June 5, 2026, 6:27 PM UTCUpdated: June 5, 2026, 10:36 PM UTC

Artificial intelligence chatbots that interact with minors would face sweeping new restrictions under a new bill approved by New York lawmakers Friday.

The bill (A10379) would impose some of the strictest restrictions in the country on chatbots that interact with children on mental health topics. It now goes to Gov. Kathy Hochul (D), who has made reining in Big Tech a key campaign platform in her November reelection bid. The measure passed unanimously in the state Assembly Friday after passing the state Senate earlier this week.

Sponsor Assemblymember Alex Bores (D), a congressional candidate in New York’s 12th district, has also made AI regulation a major political priority.
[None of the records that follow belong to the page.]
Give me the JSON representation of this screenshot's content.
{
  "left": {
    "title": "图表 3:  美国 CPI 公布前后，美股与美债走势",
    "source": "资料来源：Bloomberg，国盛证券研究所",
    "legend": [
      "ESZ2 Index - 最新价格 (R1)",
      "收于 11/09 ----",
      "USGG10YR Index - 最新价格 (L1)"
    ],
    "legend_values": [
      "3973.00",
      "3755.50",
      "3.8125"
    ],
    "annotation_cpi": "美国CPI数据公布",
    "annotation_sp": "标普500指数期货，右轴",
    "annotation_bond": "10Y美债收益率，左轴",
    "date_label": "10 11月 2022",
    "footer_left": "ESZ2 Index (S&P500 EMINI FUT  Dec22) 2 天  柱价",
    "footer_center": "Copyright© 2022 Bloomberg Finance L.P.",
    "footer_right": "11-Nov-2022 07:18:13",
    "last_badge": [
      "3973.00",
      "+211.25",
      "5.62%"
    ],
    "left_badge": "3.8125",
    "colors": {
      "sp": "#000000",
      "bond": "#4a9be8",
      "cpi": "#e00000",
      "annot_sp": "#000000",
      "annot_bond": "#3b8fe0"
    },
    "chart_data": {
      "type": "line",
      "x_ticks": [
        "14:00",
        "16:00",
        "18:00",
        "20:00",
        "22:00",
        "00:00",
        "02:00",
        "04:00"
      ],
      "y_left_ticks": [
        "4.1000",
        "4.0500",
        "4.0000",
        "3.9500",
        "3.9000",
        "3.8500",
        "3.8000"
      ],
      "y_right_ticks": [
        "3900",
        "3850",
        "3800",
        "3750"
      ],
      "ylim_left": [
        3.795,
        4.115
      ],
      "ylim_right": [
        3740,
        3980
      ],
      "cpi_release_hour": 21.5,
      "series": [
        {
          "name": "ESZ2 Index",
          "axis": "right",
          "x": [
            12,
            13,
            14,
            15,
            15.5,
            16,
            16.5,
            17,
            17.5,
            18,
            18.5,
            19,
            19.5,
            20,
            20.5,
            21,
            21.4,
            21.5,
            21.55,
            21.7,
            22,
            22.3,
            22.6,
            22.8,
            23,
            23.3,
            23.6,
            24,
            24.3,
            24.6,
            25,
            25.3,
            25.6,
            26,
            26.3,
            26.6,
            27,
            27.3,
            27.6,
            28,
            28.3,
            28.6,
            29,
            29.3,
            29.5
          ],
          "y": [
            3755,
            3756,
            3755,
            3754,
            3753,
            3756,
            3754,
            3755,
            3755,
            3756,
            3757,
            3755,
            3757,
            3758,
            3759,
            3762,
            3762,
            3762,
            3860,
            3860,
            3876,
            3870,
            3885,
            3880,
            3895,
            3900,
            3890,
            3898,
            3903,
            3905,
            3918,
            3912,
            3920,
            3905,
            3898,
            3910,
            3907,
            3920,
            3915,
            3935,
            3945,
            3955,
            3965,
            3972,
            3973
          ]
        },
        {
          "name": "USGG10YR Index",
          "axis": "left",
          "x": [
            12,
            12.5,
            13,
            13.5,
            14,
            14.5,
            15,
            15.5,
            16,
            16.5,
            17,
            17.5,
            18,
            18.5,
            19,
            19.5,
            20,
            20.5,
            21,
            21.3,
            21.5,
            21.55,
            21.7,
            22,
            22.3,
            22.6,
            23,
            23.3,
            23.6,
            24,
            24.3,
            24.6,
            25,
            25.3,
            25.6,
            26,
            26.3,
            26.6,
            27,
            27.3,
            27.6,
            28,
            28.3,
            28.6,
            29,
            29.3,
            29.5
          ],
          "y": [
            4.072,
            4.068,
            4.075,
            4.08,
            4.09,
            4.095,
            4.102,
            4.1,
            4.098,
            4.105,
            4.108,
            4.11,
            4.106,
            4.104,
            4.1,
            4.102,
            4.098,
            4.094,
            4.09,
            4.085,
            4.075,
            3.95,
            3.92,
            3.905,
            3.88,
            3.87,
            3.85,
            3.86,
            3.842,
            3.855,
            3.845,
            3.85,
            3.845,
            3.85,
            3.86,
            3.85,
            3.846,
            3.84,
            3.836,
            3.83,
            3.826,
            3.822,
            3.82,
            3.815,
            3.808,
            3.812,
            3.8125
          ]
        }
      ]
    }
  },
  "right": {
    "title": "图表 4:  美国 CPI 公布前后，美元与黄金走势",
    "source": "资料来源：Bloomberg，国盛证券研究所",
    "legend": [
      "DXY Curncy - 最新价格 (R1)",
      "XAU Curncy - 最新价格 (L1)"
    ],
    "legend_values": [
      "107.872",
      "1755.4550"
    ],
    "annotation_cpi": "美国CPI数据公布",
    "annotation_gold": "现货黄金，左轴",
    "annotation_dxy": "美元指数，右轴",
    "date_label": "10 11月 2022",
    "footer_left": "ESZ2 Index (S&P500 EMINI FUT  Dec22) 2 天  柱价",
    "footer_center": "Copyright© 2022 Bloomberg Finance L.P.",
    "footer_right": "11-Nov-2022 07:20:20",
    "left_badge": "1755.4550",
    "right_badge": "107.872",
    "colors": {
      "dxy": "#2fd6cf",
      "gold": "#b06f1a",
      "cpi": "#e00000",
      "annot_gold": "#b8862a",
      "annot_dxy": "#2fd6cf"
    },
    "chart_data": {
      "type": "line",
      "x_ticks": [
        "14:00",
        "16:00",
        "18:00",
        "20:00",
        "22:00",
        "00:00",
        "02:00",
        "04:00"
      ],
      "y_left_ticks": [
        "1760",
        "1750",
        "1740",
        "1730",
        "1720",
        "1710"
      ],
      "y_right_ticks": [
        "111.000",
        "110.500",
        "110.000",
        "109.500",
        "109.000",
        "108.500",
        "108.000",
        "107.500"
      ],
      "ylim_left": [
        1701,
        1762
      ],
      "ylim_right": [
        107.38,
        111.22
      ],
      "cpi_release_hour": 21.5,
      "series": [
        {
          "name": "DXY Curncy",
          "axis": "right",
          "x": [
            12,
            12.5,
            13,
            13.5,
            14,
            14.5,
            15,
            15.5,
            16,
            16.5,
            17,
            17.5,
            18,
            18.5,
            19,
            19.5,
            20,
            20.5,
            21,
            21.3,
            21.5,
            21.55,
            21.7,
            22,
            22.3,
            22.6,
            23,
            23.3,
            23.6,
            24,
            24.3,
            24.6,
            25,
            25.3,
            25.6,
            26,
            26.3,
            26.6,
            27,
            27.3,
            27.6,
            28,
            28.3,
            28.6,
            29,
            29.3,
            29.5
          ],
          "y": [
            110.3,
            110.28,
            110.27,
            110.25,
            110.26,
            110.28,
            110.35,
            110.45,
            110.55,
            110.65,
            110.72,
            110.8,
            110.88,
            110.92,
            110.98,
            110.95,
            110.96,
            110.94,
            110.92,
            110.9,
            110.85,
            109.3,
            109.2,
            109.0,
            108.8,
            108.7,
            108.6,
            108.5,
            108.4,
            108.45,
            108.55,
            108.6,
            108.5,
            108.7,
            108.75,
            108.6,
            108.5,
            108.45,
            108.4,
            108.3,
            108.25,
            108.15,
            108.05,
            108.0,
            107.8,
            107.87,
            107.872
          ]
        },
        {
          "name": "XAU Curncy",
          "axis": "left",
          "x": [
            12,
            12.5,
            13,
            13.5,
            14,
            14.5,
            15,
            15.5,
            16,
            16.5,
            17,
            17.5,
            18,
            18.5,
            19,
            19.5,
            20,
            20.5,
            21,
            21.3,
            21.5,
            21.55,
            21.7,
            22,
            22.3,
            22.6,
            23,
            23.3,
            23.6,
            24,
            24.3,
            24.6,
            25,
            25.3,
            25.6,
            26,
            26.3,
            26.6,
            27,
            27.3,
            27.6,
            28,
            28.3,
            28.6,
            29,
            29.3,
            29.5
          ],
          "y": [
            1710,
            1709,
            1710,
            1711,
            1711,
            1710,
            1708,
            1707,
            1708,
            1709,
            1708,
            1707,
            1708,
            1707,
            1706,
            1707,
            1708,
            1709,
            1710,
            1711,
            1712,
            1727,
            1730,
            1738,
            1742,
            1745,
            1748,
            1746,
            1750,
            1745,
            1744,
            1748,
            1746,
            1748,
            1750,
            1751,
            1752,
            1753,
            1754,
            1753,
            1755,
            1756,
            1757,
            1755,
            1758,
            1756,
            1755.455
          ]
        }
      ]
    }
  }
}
He said while the new measure has faced significant opposition from tech and business groups, lawmakers must regulate chatbot developers to prevent deaths like Adam Raine, a teenager whose family alleges died by suicide because of interactions with ChatGPT.

“We cannot look New York parents in the eyes any longer and tell them we are not taking the safety of their children seriously,” Bores said Friday.

The bill prohibits AI chatbot operators from providing “unsafe features” to minors and allows the attorney general’s office the ability to enforce cases on behalf of harmed users. Covered platforms cannot provide simulated companionship, retain minor users’ data, or engage in unsupervised therapy and sexual content. They are also banned from promoting suicide or harmful activity.

Child safety advocates, including Common Sense Media, have backed the measure

“It’s time to stop tech companies from using our children as guinea pigs,” the organization said in a statement. “This is a huge victory for kids and families and a model for other states to follow.”

Business groups have pushed back on the bill’s scope. The Business Council of New York State called its definition of a chatbot overly broad.

“As drafted, this bill is not a workable regulatory framework and would effectively ban minors from accessing increasingly essential online and technological tools and innovations,” the business advocacy organization contended in a May 9 memo.

The measure still needs to be approved by Hochul before it becomes law. It gives ultimate enforcement authority to the state attorney general’s office, including a provision that the attorney general develop rules to determine how users’ ages are verified.

Hochul spokesperson Kristin Devoe said in a statement the governor would review the legislation and said Hochul first proposed “first in the nation guardrails” on chatbots in 2025.